What’s the thinking behind the new Breakthrough section?

“So much of our programming is culled from our travels and from recommendations and from tracking films. In this section we have films that we didn’t track and cropped up solely through the admissions process. That’s interesting and it gives the film-makers a chance to get a world premiere in a major festival.” Examples include Nick Simon’s Removal, a Gothic tale of a pill-popping cleaning service employee, and Johnny O’Reilly’s Russian thriller The Weather Station about two detectives sent to a remote scientific outpost to investigate disappearances.

How do you manage to keep the festival free?

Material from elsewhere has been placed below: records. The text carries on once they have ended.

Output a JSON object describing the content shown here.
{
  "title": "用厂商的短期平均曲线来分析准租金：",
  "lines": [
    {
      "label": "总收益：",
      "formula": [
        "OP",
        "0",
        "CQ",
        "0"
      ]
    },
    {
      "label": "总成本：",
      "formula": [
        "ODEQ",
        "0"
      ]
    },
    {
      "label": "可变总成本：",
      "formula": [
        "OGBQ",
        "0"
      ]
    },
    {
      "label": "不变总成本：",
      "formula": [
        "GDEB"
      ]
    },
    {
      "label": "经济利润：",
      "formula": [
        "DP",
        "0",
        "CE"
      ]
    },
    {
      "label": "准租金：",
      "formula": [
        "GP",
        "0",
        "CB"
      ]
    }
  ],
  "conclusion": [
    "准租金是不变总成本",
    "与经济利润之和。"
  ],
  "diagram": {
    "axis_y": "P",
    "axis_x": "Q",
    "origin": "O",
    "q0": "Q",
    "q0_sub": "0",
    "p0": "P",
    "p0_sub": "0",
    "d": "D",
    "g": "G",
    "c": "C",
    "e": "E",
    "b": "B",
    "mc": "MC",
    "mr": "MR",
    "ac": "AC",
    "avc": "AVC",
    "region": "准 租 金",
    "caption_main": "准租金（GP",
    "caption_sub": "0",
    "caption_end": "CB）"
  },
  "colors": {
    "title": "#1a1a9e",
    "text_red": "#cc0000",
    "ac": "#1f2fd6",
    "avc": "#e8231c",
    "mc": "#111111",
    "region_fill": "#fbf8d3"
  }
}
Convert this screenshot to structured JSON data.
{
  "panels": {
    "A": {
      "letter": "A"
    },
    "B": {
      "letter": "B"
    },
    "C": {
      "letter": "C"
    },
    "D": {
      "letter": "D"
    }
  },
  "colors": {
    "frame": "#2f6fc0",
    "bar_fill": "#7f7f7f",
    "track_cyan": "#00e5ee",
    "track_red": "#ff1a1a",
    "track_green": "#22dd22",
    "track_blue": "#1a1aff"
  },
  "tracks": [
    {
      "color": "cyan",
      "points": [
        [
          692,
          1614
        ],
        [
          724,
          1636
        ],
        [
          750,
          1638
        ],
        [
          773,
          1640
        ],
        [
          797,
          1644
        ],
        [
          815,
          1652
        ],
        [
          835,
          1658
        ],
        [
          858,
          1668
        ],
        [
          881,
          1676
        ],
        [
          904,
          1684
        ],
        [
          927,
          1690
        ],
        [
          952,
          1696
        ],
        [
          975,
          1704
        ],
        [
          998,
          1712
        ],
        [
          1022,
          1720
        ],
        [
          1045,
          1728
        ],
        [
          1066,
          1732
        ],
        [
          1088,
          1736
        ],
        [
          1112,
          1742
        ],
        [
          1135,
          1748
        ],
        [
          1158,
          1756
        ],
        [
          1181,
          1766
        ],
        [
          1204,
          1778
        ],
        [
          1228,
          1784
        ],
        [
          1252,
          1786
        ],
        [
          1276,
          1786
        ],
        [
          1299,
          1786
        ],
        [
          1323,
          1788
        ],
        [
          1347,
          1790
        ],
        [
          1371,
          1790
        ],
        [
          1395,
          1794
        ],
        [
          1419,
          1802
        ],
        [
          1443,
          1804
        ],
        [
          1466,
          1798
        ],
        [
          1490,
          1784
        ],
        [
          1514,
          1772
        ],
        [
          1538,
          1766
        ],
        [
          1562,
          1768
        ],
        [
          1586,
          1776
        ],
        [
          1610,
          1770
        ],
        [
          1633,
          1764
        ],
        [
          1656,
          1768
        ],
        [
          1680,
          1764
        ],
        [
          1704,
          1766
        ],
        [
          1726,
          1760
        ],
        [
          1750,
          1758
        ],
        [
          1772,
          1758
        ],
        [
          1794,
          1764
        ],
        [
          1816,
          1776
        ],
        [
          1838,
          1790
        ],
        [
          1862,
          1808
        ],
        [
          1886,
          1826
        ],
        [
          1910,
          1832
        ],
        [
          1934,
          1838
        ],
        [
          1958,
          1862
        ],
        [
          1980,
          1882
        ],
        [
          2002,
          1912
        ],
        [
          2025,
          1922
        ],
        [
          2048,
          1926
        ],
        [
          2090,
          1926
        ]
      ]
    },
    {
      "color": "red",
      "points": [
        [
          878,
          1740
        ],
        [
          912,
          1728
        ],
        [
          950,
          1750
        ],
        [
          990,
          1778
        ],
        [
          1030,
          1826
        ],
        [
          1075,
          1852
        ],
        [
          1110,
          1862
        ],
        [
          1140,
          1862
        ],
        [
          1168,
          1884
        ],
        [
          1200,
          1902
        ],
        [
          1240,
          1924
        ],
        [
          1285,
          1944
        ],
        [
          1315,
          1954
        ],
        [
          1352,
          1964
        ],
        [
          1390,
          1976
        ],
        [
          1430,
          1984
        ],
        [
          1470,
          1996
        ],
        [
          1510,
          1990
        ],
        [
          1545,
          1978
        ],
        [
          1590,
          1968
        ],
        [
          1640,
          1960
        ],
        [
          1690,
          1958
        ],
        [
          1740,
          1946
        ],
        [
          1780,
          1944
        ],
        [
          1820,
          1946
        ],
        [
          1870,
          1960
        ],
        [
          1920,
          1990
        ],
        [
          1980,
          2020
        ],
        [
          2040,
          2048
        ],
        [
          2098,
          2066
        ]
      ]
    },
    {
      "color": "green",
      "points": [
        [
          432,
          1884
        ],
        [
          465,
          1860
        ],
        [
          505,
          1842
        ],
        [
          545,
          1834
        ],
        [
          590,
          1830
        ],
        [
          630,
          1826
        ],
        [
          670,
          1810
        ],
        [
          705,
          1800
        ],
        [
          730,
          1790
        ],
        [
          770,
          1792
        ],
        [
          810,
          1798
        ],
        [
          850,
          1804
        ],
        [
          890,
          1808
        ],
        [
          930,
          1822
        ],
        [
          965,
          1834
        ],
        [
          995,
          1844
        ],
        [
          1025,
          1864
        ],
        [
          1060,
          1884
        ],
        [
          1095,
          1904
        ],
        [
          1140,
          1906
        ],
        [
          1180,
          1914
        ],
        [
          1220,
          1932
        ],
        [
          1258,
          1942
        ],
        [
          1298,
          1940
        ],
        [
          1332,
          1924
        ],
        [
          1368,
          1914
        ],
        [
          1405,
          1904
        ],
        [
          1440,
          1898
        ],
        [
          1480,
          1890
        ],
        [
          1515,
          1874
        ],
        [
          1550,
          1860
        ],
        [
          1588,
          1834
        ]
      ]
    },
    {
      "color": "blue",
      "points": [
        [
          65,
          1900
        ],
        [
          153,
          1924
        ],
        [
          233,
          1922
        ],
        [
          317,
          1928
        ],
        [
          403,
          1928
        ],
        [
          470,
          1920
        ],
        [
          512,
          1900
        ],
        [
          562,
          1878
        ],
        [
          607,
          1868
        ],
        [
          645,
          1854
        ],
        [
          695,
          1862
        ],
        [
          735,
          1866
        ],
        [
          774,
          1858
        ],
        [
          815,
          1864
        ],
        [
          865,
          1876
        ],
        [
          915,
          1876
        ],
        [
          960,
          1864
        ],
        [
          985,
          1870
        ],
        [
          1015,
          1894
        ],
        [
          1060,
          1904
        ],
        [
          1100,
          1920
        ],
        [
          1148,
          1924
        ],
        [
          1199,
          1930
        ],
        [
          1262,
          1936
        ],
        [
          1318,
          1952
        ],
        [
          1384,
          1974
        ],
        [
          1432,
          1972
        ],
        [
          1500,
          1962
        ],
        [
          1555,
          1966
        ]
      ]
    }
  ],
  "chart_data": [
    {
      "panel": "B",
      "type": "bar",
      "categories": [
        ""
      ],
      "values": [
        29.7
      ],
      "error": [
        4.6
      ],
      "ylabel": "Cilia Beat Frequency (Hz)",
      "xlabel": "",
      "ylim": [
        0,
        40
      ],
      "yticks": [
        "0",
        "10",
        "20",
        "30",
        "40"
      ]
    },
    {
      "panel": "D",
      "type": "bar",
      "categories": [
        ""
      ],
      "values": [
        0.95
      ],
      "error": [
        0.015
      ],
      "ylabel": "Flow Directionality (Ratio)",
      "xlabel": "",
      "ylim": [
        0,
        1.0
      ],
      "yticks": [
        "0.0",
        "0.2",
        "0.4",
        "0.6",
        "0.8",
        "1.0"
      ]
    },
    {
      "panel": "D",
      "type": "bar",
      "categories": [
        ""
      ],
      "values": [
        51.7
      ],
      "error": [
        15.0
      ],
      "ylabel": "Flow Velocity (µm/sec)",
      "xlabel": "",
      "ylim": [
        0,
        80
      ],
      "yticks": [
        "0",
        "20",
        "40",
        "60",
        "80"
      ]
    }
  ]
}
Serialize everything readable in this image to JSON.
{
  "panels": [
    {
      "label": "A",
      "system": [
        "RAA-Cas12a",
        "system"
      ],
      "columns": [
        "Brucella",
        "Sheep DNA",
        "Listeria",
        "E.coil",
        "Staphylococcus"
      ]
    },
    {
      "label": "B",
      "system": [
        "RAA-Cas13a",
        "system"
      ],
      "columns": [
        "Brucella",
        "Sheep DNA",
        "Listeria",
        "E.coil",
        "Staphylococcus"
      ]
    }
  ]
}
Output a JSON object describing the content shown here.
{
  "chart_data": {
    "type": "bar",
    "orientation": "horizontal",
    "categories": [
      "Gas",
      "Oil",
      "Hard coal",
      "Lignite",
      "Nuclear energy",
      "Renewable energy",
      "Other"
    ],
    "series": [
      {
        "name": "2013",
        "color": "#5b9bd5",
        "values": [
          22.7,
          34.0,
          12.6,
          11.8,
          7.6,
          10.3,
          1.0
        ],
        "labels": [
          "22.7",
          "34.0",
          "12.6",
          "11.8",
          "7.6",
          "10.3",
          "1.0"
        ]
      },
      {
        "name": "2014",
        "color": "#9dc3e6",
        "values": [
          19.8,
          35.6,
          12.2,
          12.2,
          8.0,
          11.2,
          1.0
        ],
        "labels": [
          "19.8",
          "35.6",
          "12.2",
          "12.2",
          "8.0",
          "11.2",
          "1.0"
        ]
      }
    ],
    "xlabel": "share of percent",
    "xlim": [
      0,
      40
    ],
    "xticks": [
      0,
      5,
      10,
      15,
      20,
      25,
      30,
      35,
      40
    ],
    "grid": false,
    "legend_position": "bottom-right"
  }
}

“The country still hasn’t recovered from the recession so it’s a way to give film-makers extra exposure and give them an audience, especially given the current climate of distribution. We can do this thanks to the help from the sponsors and we have cut back a bit and aren’t showing as many films as we did prior to 2009. We’re showing 97 films [including shorts] this year, which is more than last year. We show each film once except the awards contenders, which we will show a second time on the last day.”

The festival’s first guest artistic director is an iconic AFI Conservatory alum

“David Lynch has been extremely generous and he contributed the artwork that formed the basis of our creative campaign and you will see as we get closer that he was involved in the festival trailer. He made Eraserhead when he was a Fellow at the AFI Conservatory and he will present it as part of a double bill with Sunset Blvd.” Lynch has just unveiled his sidebar of five films: Ingmar Bergman’s Hour Of The Wolf, Stanley Kubrick’s Lolita, Jacques Tati’s Mon Oncle, Alfred Hitchcock’s Rear Window and Billy Wilder’s Sunset Blvd.

Is there much crossover between the festival and AFM?

“We have buyers who come from the AFM to see the films, although often in the evenings because market screenings don’t end until around 5 or 6pm. We have a lot of film-makers at the festival who want to network and talk to people about their next film.”

What do you want AFI Fest to stand for?

“I want people to think we are bringing a festival to the community to see the best of international cinema from the year as well as independent US work and also provide them with an opportunity to see awards season contenders. So we have gala and special screenings of films like Rabbit Hole, Werner Herzog’s documentary Cave Of Forgotten Dreams, Black Swan and The King’s Speech. And we are opening with the world premiere of Ed Zwick’s Love And Other Drugs.”